Protein C and Protein S Plasma Levels in Patients With Lipodermatosclerosis and Venous Ulceration

Author Affiliations

From the Department of Dermatology and Cutaneous Surgery, University of Miami (Fla) School of Medicine. Dr Bontempo is now with the University of Pittsburgh (Pa).

Arch Dermatol. 1990;126(9):1195-1197. doi:10.1001/archderm.1990.01670330075010

• Lipodermatosclerosis of the lower extremity, with or without ulceration, is a common manifestation of severe venous disease and the result of sustained venous hypertension. The latter is generally a sequela of deep vein thrombosis. Factors that enhance clot formation or impair fibrinolysis contribute to the pathogenesis of venous disease.
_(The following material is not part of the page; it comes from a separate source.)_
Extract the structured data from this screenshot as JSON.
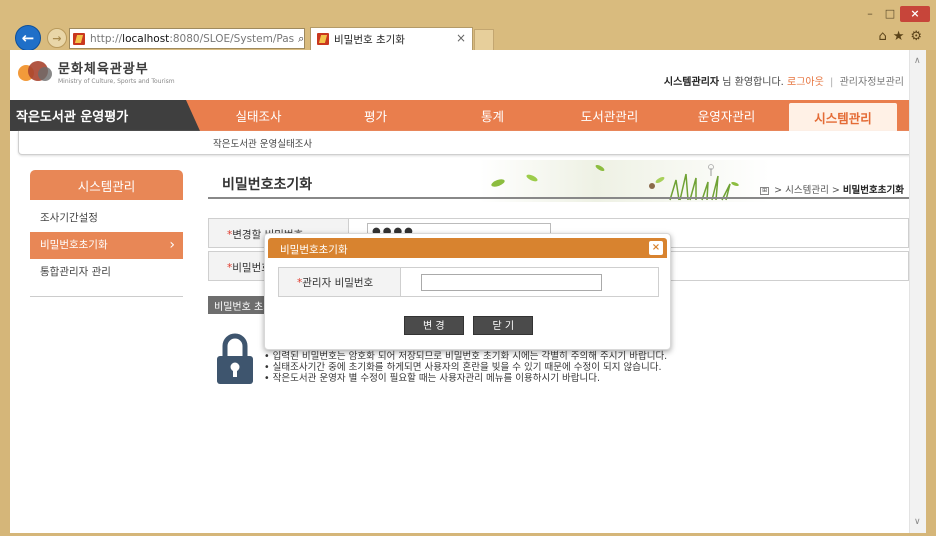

It is already established that faulty fibrinolysis may play a pathogenic role in patients with venous disease. We examined the possibility that patients with venous disease have abnormally low plasma levels of proteins C and S, two proteins whose deficiencies have been reported to cause an increased frequency of thromboembolic disease. Using immunologic and functional assays for plasma proteins C and S, we found that 4 (21%) of 19 patients with lipodermatosclerosis and leg ulcers had abnormally low levels of protein C or protein S. One of 7 patients with lipodermatosclerosis without ulceration had a profoundly depressed level of protein C and a history of cerebral stroke at a young age. Plasma levels of protein C were normal in five patients with arterial insufficiency severe enough to cause leg ulceration. We conclude that abnormally low plasma levels of proteins C and S may be found in patients with lipodermatosclerosis and venous ulceration. As with the abnormally low fibrinolytic activity in these patients, our findings indicate a possible propensity for increased thrombotic disease.